I recommend learning about Regular Expressions (more commonly referred to as Regex), I use them all the time for problems like this.
This is a good place to reference the different aspects of Regex:
Regex
Regex is a way to match text, its a lot like if "substring" in string:
except a million times more powerful. The entire purpose of regex is to find that "substring" even when you don't know what it is.
So lets take a closer look at your example in particular, first thing to do is figure out exactly which rules need to be true in order to "match" the y value.
I don't know exactly how you are actually reading in your data, but am reading it in as a single string.
string = '<graphiceditor>' \
'<plot name="DS_Autobahn 1.Track: Curvature <78.4204 km>" type="CurvePlot">' \
'<parent>DS_Autobahn 1</parent>' \
'<curve name="" isXTopAxis="0" markerSize="8" symbol="-1"' \
'<point x="19.986891478960015" y="-0.00020825890723451596"/>' \
'<point ....'
You can see I split the sting into multiple lines to make it more readable.
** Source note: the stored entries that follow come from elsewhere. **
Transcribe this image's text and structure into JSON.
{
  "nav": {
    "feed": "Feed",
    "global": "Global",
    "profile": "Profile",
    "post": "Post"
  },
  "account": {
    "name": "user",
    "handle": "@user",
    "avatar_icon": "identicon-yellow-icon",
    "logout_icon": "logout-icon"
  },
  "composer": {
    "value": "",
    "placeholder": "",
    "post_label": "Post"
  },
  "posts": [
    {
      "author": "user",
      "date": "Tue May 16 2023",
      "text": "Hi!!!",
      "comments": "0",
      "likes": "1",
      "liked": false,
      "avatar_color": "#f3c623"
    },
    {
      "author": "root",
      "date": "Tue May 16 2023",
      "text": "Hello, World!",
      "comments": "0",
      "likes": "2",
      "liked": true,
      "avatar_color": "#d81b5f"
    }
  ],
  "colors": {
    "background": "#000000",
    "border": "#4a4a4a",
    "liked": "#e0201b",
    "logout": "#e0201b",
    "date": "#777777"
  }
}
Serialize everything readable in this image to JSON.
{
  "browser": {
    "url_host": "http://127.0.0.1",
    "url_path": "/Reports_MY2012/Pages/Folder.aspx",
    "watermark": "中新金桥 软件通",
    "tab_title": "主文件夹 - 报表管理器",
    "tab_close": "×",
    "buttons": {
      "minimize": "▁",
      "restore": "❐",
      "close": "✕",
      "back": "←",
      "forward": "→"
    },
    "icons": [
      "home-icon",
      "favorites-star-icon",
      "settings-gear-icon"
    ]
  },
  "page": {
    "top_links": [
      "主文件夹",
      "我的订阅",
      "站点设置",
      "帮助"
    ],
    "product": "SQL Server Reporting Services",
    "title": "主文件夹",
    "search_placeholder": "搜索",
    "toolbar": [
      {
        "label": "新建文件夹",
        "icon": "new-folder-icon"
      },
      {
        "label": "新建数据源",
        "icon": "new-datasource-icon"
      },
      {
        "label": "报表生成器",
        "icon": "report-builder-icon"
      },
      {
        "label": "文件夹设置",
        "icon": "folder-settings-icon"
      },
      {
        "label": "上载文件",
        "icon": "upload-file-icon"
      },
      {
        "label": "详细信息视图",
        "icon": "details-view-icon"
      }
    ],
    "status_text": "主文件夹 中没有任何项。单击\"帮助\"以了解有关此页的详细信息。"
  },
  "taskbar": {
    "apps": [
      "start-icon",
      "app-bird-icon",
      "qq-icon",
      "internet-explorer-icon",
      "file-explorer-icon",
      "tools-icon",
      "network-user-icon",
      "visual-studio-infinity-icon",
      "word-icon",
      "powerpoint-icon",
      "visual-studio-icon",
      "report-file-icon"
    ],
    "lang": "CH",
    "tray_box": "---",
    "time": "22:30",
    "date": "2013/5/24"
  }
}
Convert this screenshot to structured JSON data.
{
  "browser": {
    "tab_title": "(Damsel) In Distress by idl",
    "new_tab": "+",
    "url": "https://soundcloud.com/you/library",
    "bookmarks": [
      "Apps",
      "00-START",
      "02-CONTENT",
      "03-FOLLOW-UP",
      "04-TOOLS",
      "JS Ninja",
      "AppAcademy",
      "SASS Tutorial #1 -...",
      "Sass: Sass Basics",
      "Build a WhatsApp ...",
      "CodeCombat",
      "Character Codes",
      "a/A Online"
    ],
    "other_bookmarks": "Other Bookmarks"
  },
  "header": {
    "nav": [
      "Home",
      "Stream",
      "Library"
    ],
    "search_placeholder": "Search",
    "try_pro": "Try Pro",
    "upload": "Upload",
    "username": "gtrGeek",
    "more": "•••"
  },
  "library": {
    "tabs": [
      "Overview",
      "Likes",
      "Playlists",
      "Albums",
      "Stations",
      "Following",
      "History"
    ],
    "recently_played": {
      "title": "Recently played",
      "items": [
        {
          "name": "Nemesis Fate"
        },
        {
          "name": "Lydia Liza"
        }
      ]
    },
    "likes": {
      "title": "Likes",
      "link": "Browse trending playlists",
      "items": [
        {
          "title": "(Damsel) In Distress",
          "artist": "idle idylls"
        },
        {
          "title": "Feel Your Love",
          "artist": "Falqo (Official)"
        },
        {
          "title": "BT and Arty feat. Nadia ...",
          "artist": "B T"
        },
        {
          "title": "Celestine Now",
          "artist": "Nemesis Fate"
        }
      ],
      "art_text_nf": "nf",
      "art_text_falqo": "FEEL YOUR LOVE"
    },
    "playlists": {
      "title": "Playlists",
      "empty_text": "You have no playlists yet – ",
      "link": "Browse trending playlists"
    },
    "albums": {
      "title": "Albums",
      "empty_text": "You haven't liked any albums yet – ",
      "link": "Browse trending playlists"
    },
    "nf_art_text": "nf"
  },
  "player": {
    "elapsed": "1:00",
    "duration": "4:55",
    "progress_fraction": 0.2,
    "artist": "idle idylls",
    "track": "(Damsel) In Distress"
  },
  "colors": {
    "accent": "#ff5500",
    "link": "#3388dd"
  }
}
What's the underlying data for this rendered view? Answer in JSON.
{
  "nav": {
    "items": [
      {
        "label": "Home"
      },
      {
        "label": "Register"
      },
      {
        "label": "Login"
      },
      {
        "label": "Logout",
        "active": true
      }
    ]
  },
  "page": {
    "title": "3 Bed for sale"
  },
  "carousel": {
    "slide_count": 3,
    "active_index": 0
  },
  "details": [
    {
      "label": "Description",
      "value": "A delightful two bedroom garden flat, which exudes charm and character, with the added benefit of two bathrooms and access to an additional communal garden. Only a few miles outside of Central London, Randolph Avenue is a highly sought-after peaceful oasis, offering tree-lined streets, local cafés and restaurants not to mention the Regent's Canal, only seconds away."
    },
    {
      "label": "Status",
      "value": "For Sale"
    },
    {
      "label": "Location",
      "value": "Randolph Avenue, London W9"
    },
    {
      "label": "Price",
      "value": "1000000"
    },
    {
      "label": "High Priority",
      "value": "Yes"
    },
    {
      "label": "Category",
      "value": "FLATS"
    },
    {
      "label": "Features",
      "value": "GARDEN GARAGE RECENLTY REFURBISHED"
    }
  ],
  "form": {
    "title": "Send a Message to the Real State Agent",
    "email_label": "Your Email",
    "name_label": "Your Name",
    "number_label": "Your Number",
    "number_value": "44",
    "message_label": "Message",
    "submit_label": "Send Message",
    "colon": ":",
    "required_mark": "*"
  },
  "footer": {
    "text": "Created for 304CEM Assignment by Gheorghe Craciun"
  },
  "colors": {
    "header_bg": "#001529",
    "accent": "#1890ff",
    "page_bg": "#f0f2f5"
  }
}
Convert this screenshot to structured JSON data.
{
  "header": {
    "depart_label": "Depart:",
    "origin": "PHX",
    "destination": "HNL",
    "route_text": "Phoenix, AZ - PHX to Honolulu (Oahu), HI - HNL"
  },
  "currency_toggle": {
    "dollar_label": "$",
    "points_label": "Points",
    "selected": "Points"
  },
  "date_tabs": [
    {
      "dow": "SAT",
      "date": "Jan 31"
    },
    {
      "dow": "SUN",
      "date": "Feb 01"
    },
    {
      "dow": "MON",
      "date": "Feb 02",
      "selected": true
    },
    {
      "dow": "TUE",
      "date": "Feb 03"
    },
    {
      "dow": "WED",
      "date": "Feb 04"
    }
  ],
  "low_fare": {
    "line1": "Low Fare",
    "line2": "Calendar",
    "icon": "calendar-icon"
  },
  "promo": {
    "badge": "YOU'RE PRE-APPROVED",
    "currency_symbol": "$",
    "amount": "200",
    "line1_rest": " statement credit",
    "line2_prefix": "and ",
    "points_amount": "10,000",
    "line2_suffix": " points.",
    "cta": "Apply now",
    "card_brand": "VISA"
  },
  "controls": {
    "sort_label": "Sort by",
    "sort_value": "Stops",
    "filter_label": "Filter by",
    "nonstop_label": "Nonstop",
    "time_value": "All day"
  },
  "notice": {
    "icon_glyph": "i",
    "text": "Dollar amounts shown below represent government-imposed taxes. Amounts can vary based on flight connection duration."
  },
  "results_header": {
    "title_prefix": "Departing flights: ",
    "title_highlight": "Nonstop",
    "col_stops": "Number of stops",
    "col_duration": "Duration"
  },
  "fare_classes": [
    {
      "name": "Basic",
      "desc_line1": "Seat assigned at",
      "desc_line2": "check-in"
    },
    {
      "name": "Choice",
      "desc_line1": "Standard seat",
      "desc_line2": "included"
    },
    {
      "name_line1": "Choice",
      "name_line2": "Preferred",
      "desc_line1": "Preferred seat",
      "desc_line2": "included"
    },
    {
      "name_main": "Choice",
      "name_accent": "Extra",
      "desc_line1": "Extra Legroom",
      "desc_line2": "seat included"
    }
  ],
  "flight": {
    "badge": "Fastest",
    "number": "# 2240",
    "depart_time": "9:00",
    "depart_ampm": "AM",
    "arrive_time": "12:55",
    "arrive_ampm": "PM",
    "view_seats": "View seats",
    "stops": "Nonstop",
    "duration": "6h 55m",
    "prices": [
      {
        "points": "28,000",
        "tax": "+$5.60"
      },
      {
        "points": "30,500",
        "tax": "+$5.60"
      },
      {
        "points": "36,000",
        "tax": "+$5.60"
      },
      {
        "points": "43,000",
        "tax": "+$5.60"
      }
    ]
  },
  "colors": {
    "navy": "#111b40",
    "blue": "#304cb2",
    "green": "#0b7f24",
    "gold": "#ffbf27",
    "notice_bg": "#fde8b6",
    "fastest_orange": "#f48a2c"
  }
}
If you are reading it from a file with open() make sure to remove the "\n" meta-characters or my regex wont work (not that you cant write regex that would!)
The first thing I want to do is find the curve tag, then I want to continue on to find the y= section, then grab just the number. Let's simplify that out into really defined steps:
- Find where the curve section begins
- Continue until the next y= section begins
- Get the value from inside the quotes after the y= section.
Now for the regex, I could explain how exactly it works but we would be here all day. Go back to that Doc I linked at the start and read-up.
import re
string = "[see above]"
y_val = re.search('<curve.*?y="(.*?)"', string).group(1)
That's it! Cast your y_val to a float() and you are ready to go!